Wymbs, charged with selling LSD and Ecstasy, also has “a demonstrable problem with some substances,” said his lawyer, Michael Bachner, declining to be more specific. A senior applied-mathematics major, Wymbs, 22, worked as a biostatistician for a cancer-research program last summer and plans to apply to graduate school, his lawyer said.
“At the end of the day, Michael Wymbs is better off among us, working to help society, than being labeled as a felon and being ostracized,” Bachner said.
Prosecutors declined to comment on the students’ request. A judge has yet to weigh it.
By law, their bid for treatment depends on showing that drug dependency drove their alleged crimes. But their circumstances also raise delicate questions about how to weigh issues of privilege and promise.
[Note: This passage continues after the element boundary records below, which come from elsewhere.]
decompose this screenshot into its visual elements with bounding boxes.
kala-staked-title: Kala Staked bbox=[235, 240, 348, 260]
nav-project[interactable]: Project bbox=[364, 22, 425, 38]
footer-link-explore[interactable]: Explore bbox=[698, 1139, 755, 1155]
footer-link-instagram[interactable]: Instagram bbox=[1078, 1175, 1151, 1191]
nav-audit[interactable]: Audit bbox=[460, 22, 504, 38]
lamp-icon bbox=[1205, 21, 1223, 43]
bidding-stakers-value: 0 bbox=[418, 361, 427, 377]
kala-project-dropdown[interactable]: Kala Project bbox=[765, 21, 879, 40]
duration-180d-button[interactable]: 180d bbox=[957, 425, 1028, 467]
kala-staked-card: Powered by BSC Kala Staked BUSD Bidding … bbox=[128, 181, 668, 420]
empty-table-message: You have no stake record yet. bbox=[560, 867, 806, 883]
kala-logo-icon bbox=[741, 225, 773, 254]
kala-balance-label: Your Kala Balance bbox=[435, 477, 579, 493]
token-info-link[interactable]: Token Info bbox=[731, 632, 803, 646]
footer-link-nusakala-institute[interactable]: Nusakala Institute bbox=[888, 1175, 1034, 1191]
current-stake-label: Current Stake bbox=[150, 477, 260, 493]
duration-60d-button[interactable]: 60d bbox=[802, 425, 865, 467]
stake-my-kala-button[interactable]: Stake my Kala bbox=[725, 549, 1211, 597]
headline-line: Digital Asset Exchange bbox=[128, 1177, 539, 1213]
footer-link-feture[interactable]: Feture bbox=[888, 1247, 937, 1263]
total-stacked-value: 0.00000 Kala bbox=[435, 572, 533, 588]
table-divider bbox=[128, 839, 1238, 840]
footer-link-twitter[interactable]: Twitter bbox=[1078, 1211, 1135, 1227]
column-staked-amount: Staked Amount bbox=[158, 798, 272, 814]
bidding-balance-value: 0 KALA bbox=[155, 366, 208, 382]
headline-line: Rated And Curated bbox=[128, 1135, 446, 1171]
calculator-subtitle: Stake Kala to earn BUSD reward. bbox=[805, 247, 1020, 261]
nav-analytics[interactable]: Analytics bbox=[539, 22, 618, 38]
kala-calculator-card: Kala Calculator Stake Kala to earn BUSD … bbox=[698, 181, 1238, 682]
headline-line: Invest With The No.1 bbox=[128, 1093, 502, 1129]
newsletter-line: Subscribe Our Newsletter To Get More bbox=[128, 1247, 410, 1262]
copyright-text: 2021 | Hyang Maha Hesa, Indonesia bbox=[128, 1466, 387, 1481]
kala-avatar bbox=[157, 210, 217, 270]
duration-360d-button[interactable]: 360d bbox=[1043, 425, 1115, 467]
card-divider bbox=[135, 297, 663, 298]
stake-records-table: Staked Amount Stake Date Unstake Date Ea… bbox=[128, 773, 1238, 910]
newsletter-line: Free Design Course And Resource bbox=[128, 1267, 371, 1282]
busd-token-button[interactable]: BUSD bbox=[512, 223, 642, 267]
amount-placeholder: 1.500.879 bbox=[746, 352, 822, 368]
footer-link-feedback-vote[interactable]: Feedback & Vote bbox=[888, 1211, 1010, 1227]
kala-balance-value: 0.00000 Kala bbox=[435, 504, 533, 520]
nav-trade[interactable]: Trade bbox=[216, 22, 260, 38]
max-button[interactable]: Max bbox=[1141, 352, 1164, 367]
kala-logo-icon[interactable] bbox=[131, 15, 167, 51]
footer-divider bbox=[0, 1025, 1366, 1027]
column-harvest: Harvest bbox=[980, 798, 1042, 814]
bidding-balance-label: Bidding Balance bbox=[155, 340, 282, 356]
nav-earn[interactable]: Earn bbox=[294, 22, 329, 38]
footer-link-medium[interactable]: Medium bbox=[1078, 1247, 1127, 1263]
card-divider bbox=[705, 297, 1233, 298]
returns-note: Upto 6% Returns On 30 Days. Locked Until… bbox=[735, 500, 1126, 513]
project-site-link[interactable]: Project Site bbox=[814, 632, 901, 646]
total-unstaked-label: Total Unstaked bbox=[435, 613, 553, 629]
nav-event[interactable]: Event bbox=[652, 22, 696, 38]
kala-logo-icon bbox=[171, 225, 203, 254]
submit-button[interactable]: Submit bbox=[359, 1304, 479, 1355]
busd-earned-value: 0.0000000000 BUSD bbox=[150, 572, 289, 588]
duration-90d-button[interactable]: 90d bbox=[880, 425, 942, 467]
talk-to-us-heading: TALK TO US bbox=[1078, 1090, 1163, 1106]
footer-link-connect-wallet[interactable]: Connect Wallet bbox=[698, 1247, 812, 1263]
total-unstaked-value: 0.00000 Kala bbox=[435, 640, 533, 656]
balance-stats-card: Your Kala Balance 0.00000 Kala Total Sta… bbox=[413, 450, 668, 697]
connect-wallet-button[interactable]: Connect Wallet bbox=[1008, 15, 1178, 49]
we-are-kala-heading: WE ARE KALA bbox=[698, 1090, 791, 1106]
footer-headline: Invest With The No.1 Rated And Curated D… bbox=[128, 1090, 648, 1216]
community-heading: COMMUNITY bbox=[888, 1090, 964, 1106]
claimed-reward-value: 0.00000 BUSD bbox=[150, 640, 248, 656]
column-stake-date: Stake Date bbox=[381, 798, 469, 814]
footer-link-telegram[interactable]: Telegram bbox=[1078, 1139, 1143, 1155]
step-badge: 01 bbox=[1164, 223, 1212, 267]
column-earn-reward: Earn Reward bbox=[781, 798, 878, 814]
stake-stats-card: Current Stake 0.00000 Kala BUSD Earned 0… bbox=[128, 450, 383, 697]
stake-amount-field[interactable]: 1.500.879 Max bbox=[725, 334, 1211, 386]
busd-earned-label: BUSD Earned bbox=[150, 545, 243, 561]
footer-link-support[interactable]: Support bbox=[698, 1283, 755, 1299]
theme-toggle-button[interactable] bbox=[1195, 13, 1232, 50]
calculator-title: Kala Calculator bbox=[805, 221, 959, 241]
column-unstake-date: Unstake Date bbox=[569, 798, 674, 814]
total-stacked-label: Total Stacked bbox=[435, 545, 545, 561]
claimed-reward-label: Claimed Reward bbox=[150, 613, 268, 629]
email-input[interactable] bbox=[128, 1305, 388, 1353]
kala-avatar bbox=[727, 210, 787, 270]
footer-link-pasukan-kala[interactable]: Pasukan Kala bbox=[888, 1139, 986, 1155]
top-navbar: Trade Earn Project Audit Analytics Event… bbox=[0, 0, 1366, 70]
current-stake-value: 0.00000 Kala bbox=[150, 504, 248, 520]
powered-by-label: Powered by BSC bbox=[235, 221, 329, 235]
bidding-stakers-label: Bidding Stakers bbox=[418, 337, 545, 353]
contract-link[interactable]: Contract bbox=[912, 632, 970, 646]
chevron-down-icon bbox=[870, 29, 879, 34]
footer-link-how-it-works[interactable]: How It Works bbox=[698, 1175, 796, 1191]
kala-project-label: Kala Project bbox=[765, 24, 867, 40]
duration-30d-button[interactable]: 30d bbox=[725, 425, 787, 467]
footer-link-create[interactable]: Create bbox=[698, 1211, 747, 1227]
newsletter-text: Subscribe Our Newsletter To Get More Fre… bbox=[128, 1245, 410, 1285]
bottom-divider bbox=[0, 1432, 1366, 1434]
While their backgrounds and plans might augur well for their success in treatment, “are we to then look at those who are less privileged in our society and may have more difficulties, and punish them more harshly, when (the students’) options were clearly more extensive?” said Democratic state Rep. Jeffrion Aubry, who represents a predominantly black district in Queens and was a key backer of the drug law changes. “It’s a complex issue.”
The move toward sending more offenders to treatment was a fraught part of the drug-law debate, with opposing sides disputing whether it would provide people opportunities to change their lives or give opportunists an easy way out. One critic of the 2009 changes said he wasn’t sure they were meant to mitigate punishments for defendants like the Columbia students.
“I think you really have to take a close look at this, and is this really what we meant by a second chance?” said state Sen. Martin Golden, a Brooklyn Republican.